An employee from Pulseberry Health Consulting oversees the cleaning of the seafood auction area

Gyde: It’s also about putting the right facilities in place, with high-tech [controls in] chiller rooms of different temperature, for example. We also introduce ID systems. When people come in, they have to meet certain standards, and if not, we know who they are, we go from retraining to banning.
The overriding issue is food safety. We don’t buy or sell fish, we just set up a facility for traders. It’s almost a government facility, so [it is important] to show best practice, in terms of people coming in, selling and buying. At the end of the day, from our point of view, they don’t say truck or vendor A, B or C [is the source of subpar food]. They say “It’s Waterfront”, and we represent Dubai, so we want to put our best foot forward. We take it very seriously – only good food is coming in and going out.

This must entail a strong amount of investment, both in resources and manpower. Given that there is a large number of vendors, how does the management encourage compliance with regard to standards, and what aspects of the facility are available to them?

Gyde: Vendors could buy one, two or three pallets. There are -3 degrees C [storage facilities] and bigger ones at -18 degrees C [for] seafood and fresh food. They can lease one of those four rooms. It’s very scalable [as per their need]. It’s accessible by card access. We control security, clean it and run it.
We have an annual maintenance contract, monthly cleaning schedule and ad hoc checks.

Vendors in the seafood section of the Waterfront market

Rashid: In cold stores, it’s acceptable to segregate in large cold store units, where one side is fish and one side is meat, if in compliance with [best practice], so there is no cross contamination and both products are at the right temperature. There are dedicated units and combined areas for meat and fish, we make sure there are segregated, even when areas are leased. All pallets are also plastic pallets, not wooden pallets and open at the base,
so it doesn’t hinder the air circulation. There is 6 mm of open space between lower and upper ends to ensure adequate [air flow]. We also police it from outside, [to make sure it is] up to standard. We report back to operations [in case of violations], and operations get involved.

Ali Al Hammadi

Ali Al Hammadi: We also take the temperature reading, which is connected with the BMS system. Operators can see the temperature, if it’s getting more or less and they can immediately address it through the BMS.

Gyde: The BMS also helps monitor when you open and close doors – you get alerted if the temperature is too high.
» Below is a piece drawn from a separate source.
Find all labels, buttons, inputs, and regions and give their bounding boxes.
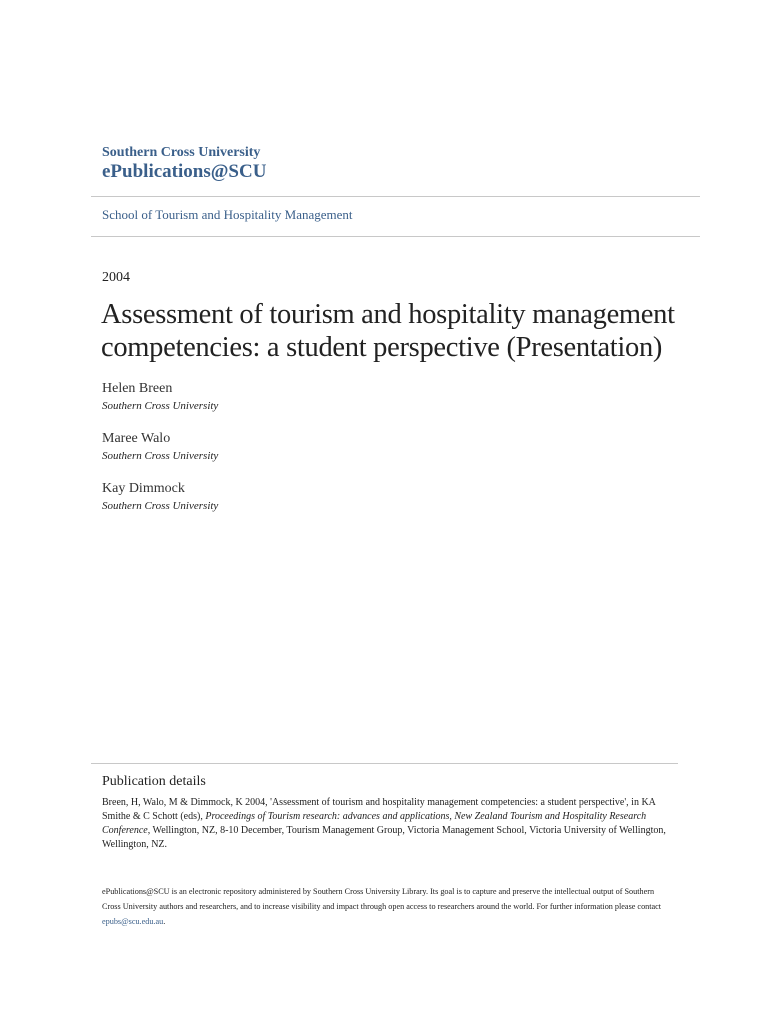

There is a lot of choreography involved. Essentially, we made an investment here on behalf of Dubai, and we have to maintain it. We take a long term view. We want to be a worldclass market to provide intrinsic value to Dubai. It’s not about dollar return. We are making the market more of a lifestyle property. This is leading to continual investment. Even from operating the air conditioning we spent a lot more money [for fresh air changes] to get rid of the overpowering smell of fish; we work very hard upgrading the area where the trucks come and park. We invested in machinery. We are not perfect, but we have learnt how we operate. Facilities cost money to build and operate, and we are still putting in capital to ensure world’s best practice standards.

Vendors waiting in line to obtain ice for fresh produce being sold

Rashid: Our priority is to ensure compliance is in place for the food code of DM. That’s the criteria of assessment. Before we came on board, I took the time to visit the fish markets in the UK to see food safety and cold chain compliance of facilities here. The facilities here are better than in the UK, because [in the UK] they are fragmented, as the cold store space is run by a third-party, even the provision of ice. Within WFM, one integral party is
managing facilities inspection and ice production to ensure quality is maintained. Operationally, it is seamless. This helps with logical points of control which are otherwise a challenge to facilities. I don’t have to call different companies and then contact operations – they coordinate internally with FM, or whoever, in a more seamless manner, which helps maintain the cold chain process.